What to do at first fertility appt.? HSG? Bloodwork?

Anonymous
Going to see my OB next week for some initial testing due to TTC #2 now for 5 mos (I'm 36) without any luck. I know I should see an RE, but he suggested I come in at 5 mos for a check-up and bloodwork, and then he'd refer me to an RE. So I plan to see an RE as soon as I can but my question is about what I should be asking/making sure the OB tests.

Do they do an HSG right away? I have endometriosis, so it's possible that's one of my issues. Should I push for an HSG? Will the OB do full blood work? Anyone been through this and can give me tips about other things they should be looking at right away?

I got pregnant very quickly with #1 so am totally new to all this. I don't want to waste a lot of unnecessary time. TIA!
Anonymous
Hi - I had the exact same thing happen. Got PG with #1 on my first try at 32, now have been TTC #2 at 35 for nearly a year. I did testing with my OB and then she referred me to an RE immediately. She did two things - blood work to look at key hormones like estrogen, FSH, LH, Progesterone, etc. Then she did a sonogram to look at my ovaries and make sure she didn't see any cysts, abnormalities, etc.
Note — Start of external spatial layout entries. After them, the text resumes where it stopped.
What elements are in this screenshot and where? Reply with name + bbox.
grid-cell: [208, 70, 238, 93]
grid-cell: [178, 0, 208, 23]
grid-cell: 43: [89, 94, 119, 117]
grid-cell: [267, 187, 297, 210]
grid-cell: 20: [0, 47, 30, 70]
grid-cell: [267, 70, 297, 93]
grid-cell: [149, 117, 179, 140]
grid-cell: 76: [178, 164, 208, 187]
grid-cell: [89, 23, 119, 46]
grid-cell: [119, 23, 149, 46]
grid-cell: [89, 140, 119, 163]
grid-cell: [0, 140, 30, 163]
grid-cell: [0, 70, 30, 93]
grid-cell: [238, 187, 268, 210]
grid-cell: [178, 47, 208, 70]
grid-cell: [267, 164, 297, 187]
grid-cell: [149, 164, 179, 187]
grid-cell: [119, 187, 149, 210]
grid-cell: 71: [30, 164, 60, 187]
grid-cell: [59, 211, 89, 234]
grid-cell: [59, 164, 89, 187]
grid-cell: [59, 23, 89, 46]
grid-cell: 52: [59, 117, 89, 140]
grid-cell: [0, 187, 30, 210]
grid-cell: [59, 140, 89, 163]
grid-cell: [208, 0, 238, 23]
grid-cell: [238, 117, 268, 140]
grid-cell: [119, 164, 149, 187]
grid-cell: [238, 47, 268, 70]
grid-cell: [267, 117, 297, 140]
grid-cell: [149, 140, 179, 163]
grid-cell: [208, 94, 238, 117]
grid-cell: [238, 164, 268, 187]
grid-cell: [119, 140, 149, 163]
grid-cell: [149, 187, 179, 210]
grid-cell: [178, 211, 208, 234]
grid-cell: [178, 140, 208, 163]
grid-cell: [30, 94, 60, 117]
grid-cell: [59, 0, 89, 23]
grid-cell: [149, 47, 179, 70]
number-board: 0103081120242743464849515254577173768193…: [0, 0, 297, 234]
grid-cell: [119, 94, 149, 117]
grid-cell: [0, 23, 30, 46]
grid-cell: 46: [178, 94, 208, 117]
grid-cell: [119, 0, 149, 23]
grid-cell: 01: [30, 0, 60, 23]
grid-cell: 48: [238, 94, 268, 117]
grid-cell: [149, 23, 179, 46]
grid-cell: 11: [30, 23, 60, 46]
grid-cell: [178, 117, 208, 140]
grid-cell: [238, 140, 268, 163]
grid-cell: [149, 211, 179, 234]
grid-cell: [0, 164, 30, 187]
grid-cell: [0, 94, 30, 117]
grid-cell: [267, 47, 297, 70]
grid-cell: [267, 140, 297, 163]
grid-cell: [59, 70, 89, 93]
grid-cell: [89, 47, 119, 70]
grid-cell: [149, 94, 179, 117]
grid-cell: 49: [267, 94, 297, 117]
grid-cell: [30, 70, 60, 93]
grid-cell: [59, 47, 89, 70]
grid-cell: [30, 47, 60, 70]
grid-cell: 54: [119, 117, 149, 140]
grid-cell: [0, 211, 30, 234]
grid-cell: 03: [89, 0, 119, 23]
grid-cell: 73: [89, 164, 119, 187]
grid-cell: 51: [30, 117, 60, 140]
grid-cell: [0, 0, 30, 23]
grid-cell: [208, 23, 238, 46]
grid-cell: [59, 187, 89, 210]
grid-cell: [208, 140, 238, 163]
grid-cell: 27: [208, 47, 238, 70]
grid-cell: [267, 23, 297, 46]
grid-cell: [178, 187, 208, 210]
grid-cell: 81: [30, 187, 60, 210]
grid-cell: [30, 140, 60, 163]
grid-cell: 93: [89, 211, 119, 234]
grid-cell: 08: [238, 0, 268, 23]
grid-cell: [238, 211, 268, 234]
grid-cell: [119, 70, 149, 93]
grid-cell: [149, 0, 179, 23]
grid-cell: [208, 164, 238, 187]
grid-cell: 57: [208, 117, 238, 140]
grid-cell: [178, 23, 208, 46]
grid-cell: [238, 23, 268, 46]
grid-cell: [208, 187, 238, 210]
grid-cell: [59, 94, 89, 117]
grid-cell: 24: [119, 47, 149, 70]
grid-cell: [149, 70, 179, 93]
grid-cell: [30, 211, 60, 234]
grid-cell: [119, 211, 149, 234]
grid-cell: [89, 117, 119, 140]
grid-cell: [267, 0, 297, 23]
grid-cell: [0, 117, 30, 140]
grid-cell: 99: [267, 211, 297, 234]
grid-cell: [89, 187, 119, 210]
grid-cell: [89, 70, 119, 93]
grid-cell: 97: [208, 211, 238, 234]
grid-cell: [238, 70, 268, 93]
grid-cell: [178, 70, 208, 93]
Some advice to save yourself time:
- since you're having blood drawn anyway, ask if they can do AMH as well since mine didn't do it and then I had to go back again later on

- try to go on CD3 of your cycle if you can, if not, you will likely go back again on that day depending on what the tests uncover

- regardless of the results, push to see an RE (especially since you have endo) because the reality is that OBs just don't know much about infertility and I wasted time that I could have been seeing an RE who was actually able to prescribe treatment. My numbers came back borderline with my OB, so she said to keep trying. Fast forward a few months when I finally saw an RE and the tests revealed my FSH was much higher and AMH was practically non-existant.

Your OB will not do an HSG - and in fact my RE hasn't recommended one since I had a child already so he presumes my tubes are open. But, that could be different with endo.

- regardless of your results
Anonymous
OP here - thanks so much PP! I really appreciate all the advice. If you don't mind sharing - what is your RE recommending about the FSH and AMH?
Anonymous
This is the PP. My FSH has ranged between 9-15 but AMH is 0.18 (only had that tested once so far). It's the AMH which was most concerning, which seems to imply I don't have many eggs left.

I have been seeing the RE for 2.5 months now and the first month he had me try just a trigger shot with timed intercourse since I was ovulating. BFN that month. This past month he had me try Femara with the trigger which was also BFN, so I am trying that one more time this month. If it doesn't work, the RE says we should move to IVF so we don't waste more time and eggs. He doesn't think IUI is worth it. However, the worst part of having low AMH is that it will be much harder to stimulate me for an egg retrieval because I won't produce as many eggs.

If you know any REs you like or maybe a friend can recommend you may want to call for an appointment now - it took me a month to get an appt with my doctor at Shady Grove because they only see new patients at certain times and get pretty booked up (often in the middle of the day - blah).

All said, I have a couple friends who had similar issues to me and both ended up getting pregnant naturally after failed fertility treatments - but it took like 1-2 years. So keep trying regardless. I am holding out hope.

Did you have endometriosis when you had your first?
Anonymous
OP here. Thanks for the follow-up info, PP. Good tip about calling ahead. I don't know many people who've had RE's in this area (at least that have told me), but I assume I'll be trying SG or Dominion since they seem to be the go-to places.

I don't know if I had endo before my first pregnancy. It's possible but was never diagnosed if so. It was diagnosed after my pregnancy due to pain, excessive bleeding, and GI symptoms. I had a laparoscopy last fall during which they found "deep infiltrating endo" in my intestines and on several organs. They burned a lot of it off but didn't get it all. At that time, my tubes looked okay, but I suppose it could've grown since then. Or perhaps I have a whole different issue in addition!

Good luck to you! I hope it works out. I also have several friends who ended up conceiving naturally after many unsuccessful fertility treatments so you do never know!
Anonymous
I would say get the AMH from your OB, plus a pap, and then leave the rest to the RE. They will repeat a lot of things done at the OB's office anyway. Honestly, it strikes me as ridiculous that your OB is suggesting you start there when you have a history of endo. I'm not at all worried that you won't be able to get pregnant -- you will. But the OB can't help you with that.